Accelerating your marketing ideation with generative AI – Part 2: Generate custom marketing images from historical references
- •AWS integrates historical campaign data into generative AI workflows to ensure marketing brand consistency
- •New architecture leverages Amazon Nova Pro and Titan Multimodal Embeddings for advanced image retrieval
- •System utilizes OpenSearch Serverless for vector searches based on campaign objectives and target audiences
Marketing teams often struggle to maintain visual identity while scaling content production across diverse digital channels. AWS has addressed this by introducing a sophisticated workflow that bridges the gap between past successes and future creations. By analyzing historical assets, the system extracts high-level patterns such as color schemes and compositions that have previously resonated with audiences.
The technical core involves a multi-stage pipeline where Amazon Nova Pro generates rich descriptions of existing assets, while the Amazon Titan Multimodal Embeddings model converts these into numerical representations (embeddings). These vectors are stored in Amazon OpenSearch Serverless, allowing for lightning-fast similarity searches. This means a designer can input a new campaign goal, and the system will instantly surface the most relevant past examples to guide the AI's creative output.
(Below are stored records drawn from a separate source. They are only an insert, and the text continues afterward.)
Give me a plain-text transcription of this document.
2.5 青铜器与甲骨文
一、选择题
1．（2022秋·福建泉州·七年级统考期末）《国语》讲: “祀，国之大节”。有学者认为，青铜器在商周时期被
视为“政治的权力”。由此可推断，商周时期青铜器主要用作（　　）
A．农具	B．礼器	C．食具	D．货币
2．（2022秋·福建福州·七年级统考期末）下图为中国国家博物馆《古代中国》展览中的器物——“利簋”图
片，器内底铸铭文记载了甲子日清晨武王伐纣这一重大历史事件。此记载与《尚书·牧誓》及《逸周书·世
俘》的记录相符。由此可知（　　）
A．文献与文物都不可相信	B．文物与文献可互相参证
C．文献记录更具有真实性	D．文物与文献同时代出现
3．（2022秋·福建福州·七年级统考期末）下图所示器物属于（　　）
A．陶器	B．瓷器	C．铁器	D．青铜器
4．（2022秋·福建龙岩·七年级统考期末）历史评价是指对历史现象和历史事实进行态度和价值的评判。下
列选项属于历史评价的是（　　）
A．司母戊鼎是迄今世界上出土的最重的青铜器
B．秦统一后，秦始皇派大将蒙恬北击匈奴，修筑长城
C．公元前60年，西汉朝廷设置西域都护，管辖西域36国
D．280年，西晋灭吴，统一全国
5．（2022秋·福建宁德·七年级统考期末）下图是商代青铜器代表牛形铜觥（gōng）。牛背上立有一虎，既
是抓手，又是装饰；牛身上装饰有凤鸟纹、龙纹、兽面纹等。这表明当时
To refine the final output, the system employs a meta-prompting technique. It injects descriptions of selected historical references into the generation prompt using structured XML tags. This contextual grounding ensures that the newly generated images—created by Amazon Nova Canvas—align perfectly with established brand guidelines. This data-driven approach transforms static archives into a dynamic engine for efficient, high-fidelity marketing ideation.